O anotador
O rio fazia uma curva generosa antes de mergulhar por baixo da ponte, deixando a descoberto na margem interna, mais poupada pela correnteza, uma praia de areia grossa e seixos rolados. Generosos eram também os decotes e os cavados dos biquínis das meninas que iam ali se banhar, aproveitar o ouro das areias para se dourar. Deixavam a descoberto a carne morena e as curvas arredondadas dos quadris, que rolavam no caminhar suave sobre os seixos.
Eu o encontrei pela primeira vez na estrada a uns trinta metros da prainha. Segurava um lápis e um bloco de anotações na mão. Muito magro, camisa de manga comprida abotoada nos punhos e no pescoço, trazia na cabeça um imenso chapéu de feltro escuro de abas largas. Calçava botas e vestia calças compridas gastas. Devia ter uns quarenta anos. Debaixo do chapéu, um rosto comprido, face encovada e nariz afilado, me pareceram vagamente conhecidos, mas isto não quer dizer nada, porque ali, fora os turistas, veranistas e visitantes, todo mundo pertence a uma única família, vinda de terras distantes.
Estacionei o carro e o cumprimentei, não sem um certo espanto. O que é que, por aquelas bandas, fazia um anotador? Era para fiscalizar o rebolado dos biquínis, era para deixar registrado os avanços e recuos das curvas do rio ou era para anotar as cavas da estrada?
Ele retribuiu o cumprimento com uma cortesia talvez um pouco excessiva e, quando lhe perguntei, talvez por medo de ser incluído nas anotações, se o meu carro estava atrapalhando, ele se apressou a me assegurar "pelo contrário". Qual era exatamente o "contrário" ao qual ele se referia eu não perguntei, por consideração.
Eu o vi ainda algumas vezes. Sempre na estradinha, sempre de lápis e caderno de anotações na mão, sempre perto da prainha, onde no verão os veranistas vêm apagar o fogo do corpo nas águas geladas.

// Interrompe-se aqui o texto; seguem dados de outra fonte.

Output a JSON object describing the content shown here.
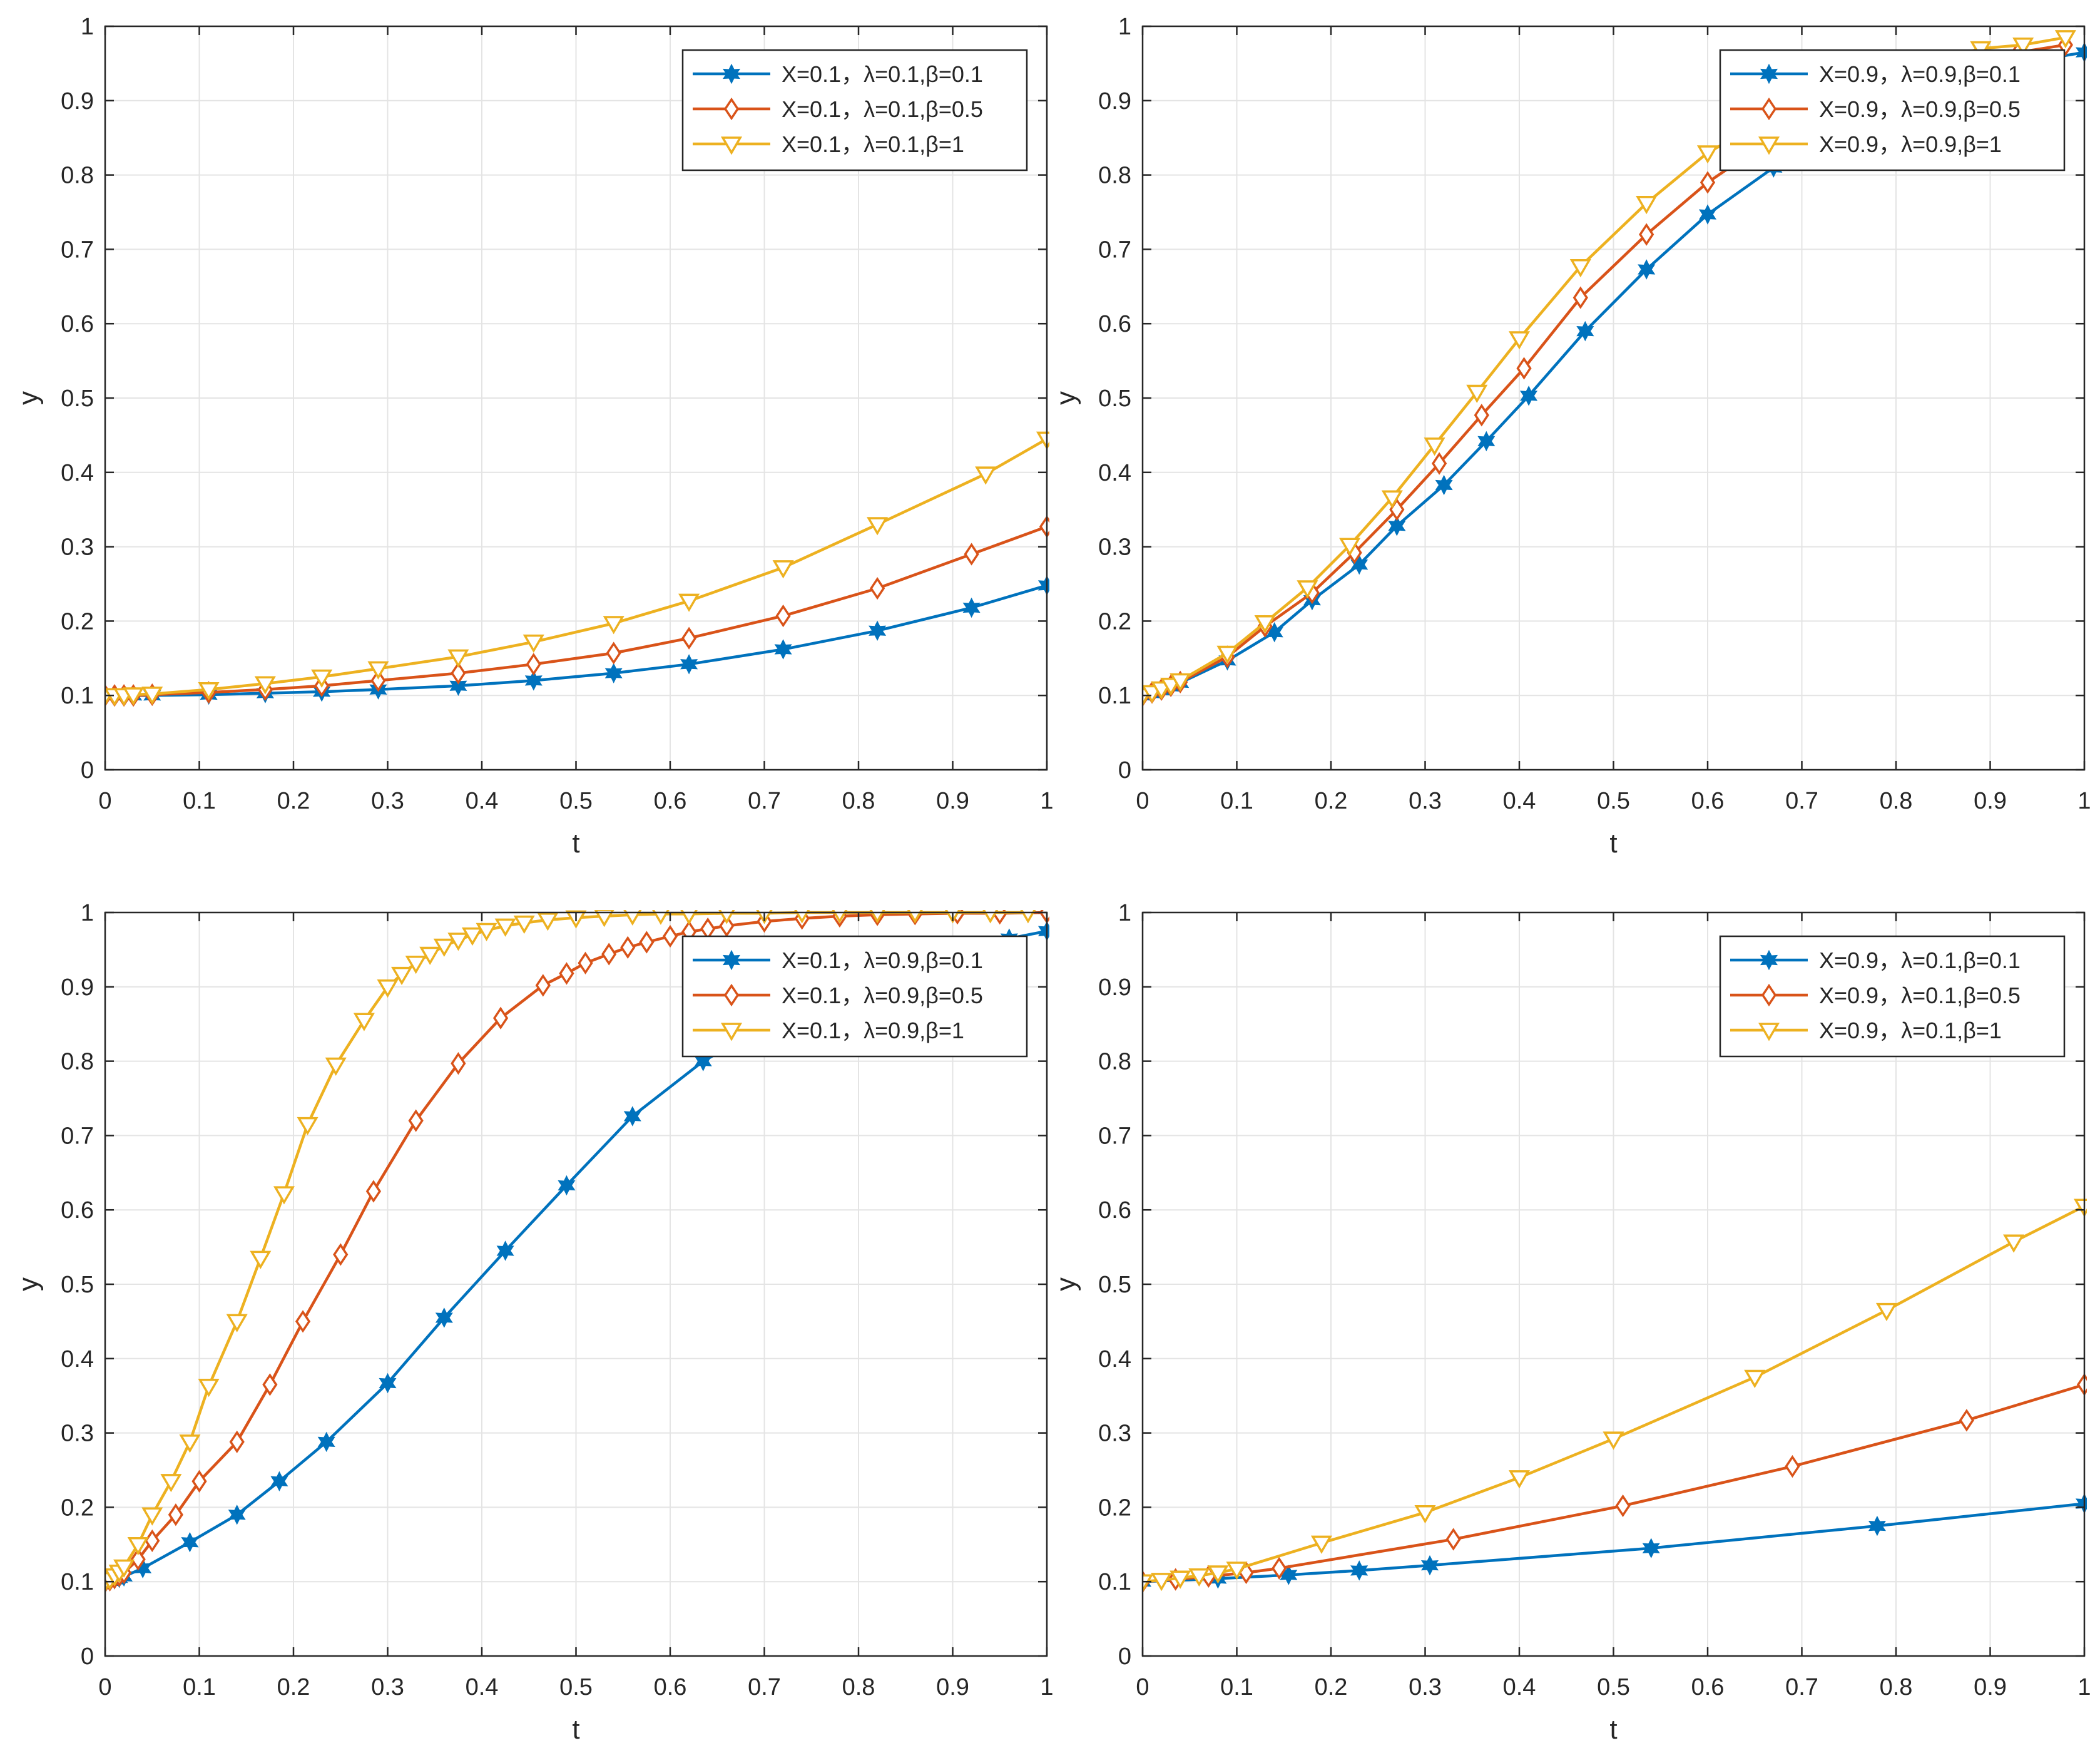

De onde viria o estranho personagem? O que é que estava fazendo ali? Só vim a descobrir quando uma manhã chuvosa me levou para bem longe do rio e das areias douradas. Eu tinha decidido fazer umas compras em uma vendinha e estacionei o carro perto de um campo de futebol. Para andar até a vendinha passava-se por uma casa pequena escondida atrás de uma sebe alta. Escutei a saudação, me virei, mas não vi ninguém. Foi quando surgiu no portão da casa a figura magra de chapéu de feltro grande. Vestia a mesma calça, as mesmas botas e a mesma camisa. Só não trazia o lápis e o caderno de anotações. Levou a mão ao chapéu e me saudou com um movimento da cabeça.
Fiz as minhas compras e, na volta, passei na casa novamente. Me virei, mas a sebe alta escondia casa e morador. Só não me escondia, porque escutei nitidamente o cumprimento de despedida. Do seu posto, ele via tudo, espreitava olhando pelos espaços vazios das touceiras.